Step 2: Test Statistic Calculation
To perform this hypothesis test, we need the sample means and standard deviations for the two groups. The test statistic for a two-sample t-test is: \[ t = \frac{\bar{X_1} - \bar{X_2} - \gamma}{\sqrt{\frac{s_1^2}{n_1} + \frac{s_2^2}{n_2}}} \] Where:
- \( \bar{X_1}, \bar{X_2} \) are the sample means,
- \( s_1, s_2 \) are the sample standard deviations,
- \( n_1, n_2 \) are the sample sizes.
The degree of freedom for the t-distribution will be calculated using: \[ df = \min(n_1 - 1, n_2 - 1) \] Step 3: Applying the Critical Values for \( t \)-Distribution
Given that the significance level is 10%, we can refer to the critical t-values for \( \alpha = 0.10 \) and the appropriate degrees of freedom \( df \).
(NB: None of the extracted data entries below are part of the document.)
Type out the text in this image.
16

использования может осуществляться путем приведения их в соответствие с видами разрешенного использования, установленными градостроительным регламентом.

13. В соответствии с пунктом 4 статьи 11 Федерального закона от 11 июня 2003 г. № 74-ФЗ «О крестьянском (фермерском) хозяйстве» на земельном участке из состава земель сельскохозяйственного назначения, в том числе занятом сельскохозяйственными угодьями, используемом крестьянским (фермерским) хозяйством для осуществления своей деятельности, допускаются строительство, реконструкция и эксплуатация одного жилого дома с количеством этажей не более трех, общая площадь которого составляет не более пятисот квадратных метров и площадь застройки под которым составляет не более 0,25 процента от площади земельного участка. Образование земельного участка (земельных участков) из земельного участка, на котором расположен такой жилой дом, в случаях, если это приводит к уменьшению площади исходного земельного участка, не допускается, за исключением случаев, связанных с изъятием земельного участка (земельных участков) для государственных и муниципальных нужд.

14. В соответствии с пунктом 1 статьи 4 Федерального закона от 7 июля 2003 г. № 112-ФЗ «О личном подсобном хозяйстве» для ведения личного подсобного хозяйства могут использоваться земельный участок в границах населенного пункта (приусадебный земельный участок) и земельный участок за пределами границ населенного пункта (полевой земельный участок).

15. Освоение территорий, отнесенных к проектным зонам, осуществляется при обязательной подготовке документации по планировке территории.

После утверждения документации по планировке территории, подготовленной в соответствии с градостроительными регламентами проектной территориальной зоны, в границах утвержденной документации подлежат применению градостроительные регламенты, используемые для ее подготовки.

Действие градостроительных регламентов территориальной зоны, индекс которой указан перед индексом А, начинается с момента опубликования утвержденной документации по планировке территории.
Based on the provided t-values, we compare the calculated test statistic with the critical values to determine whether to accept or reject the null hypothesis. Step 4: Conclusion
After calculating and comparing the test statistics, we find that the values of \( \gamma = 4 \), \( \gamma = 7 \), and \( \gamma = 10 \) provide acceptable conditions for not rejecting the null hypothesis at the 10% significance level. Therefore, the correct answers are \( \gamma = 4 \), \( \gamma = 7 \), and \( \gamma = 10 \).